Question

in the circuit the potential difference between a and b is ?​

Answer 1

Given :

In the circuit voltage source = 20 V

Values of capacitance of each capacitor is shown in the diagram.

To find :

Potential Difference between  A and B

Solution :

Draw the equivalent circuit diagram by calculating the equivalent capacitance of the circuit.

capacitors in series =

 $\frac{1}{C} =\frac{1}{C_{1} } +\frac{1}{C_{2} }$

capacitors in parallel=

$C = C_{1} + C_{2}$

2 capacitors magnitude 8uF are in series . equivalent capacitance = 4uF

2 capacitors with capacitance 4uF are parallel, equivalent capacitance = 8uF

apply kirchoff's law and V =$\frac{Q}{C}$

Q = CV

equivalent capacitance = 1.6 uF

Q = 1.6(20)

Q = 32C

voltage drop across 2uF capacitor = Q/C

                                                          32/2 = 16 volts.

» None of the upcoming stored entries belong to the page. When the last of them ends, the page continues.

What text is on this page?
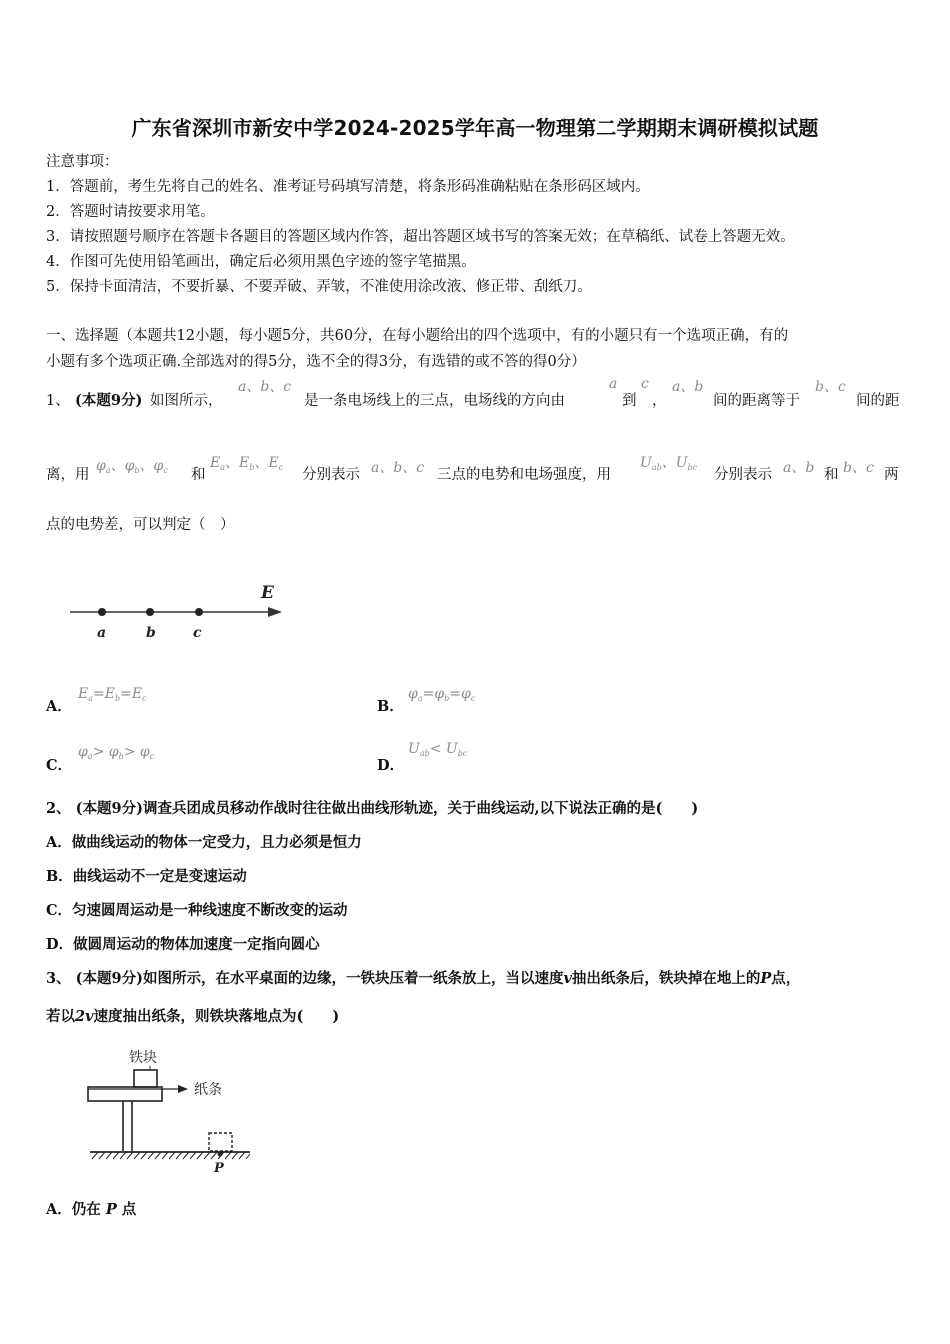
广东省深圳市新安中学2024-2025学年高一物理第二学期期末调研模拟试题
注意事项：
1．答题前，考生先将自己的姓名、准考证号码填写清楚，将条形码准确粘贴在条形码区域内。
2．答题时请按要求用笔。
3．请按照题号顺序在答题卡各题目的答题区域内作答，超出答题区域书写的答案无效；在草稿纸、试卷上答题无效。
4．作图可先使用铅笔画出，确定后必须用黑色字迹的签字笔描黑。
5．保持卡面清洁，不要折暴、不要弄破、弄皱，不准使用涂改液、修正带、刮纸刀。
一、选择题（本题共12小题，每小题5分，共60分，在每小题给出的四个选项中，有的小题只有一个选项正确，有的
小题有多个选项正确.全部选对的得5分，选不全的得3分，有选错的或不答的得0分）
1、 (本题9分) 如图所示，
a、b、c
是一条电场线上的三点，电场线的方向由
a
到
c
，
a、b
间的距离等于
b、c
间的距
离，用
$\varphi_a$、$\varphi_b$、$\varphi_c$ 和
$E_a$、$E_b$、$E_c$ 分别表示 a、b、c 三点的电势和电场强度，用
$U_{ab}$、$U_{bc}$ 分别表示 a、b 和 b、c 两
点的电势差，可以判定（　）
E
a	b	c
A．
$E_a=E_b=E_c$	B．
$\varphi_a=\varphi_b=\varphi_c$
C．
$\varphi_a> \varphi_b> \varphi_c$
D．
$U_{ab}< U_{bc}$
2、 (本题9分)调查兵团成员移动作战时往往做出曲线形轨迹，关于曲线运动,以下说法正确的是(　　)
A．做曲线运动的物体一定受力，且力必须是恒力
B．曲线运动不一定是变速运动
C．匀速圆周运动是一种线速度不断改变的运动
D．做圆周运动的物体加速度一定指向圆心
3、 (本题9分)如图所示，在水平桌面的边缘，一铁块压着一纸条放上，当以速度v抽出纸条后，铁块掉在地上的P点，
若以2v速度抽出纸条，则铁块落地点为(　　)
铁块
纸条
P
A．仍在 P 点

boltage drop across capacitor of capacitance 4uF is 4V

Charge will be equally divided in both the branches since the value of capacitance is same = 4uF.

charge in each branch = 16C.

voltage drop across 8uF capacitor = Q/C

                                                          16/8 = 2 volts

hence $V_{AB = 2 volts$

Potential difference between A and B is 2 volts.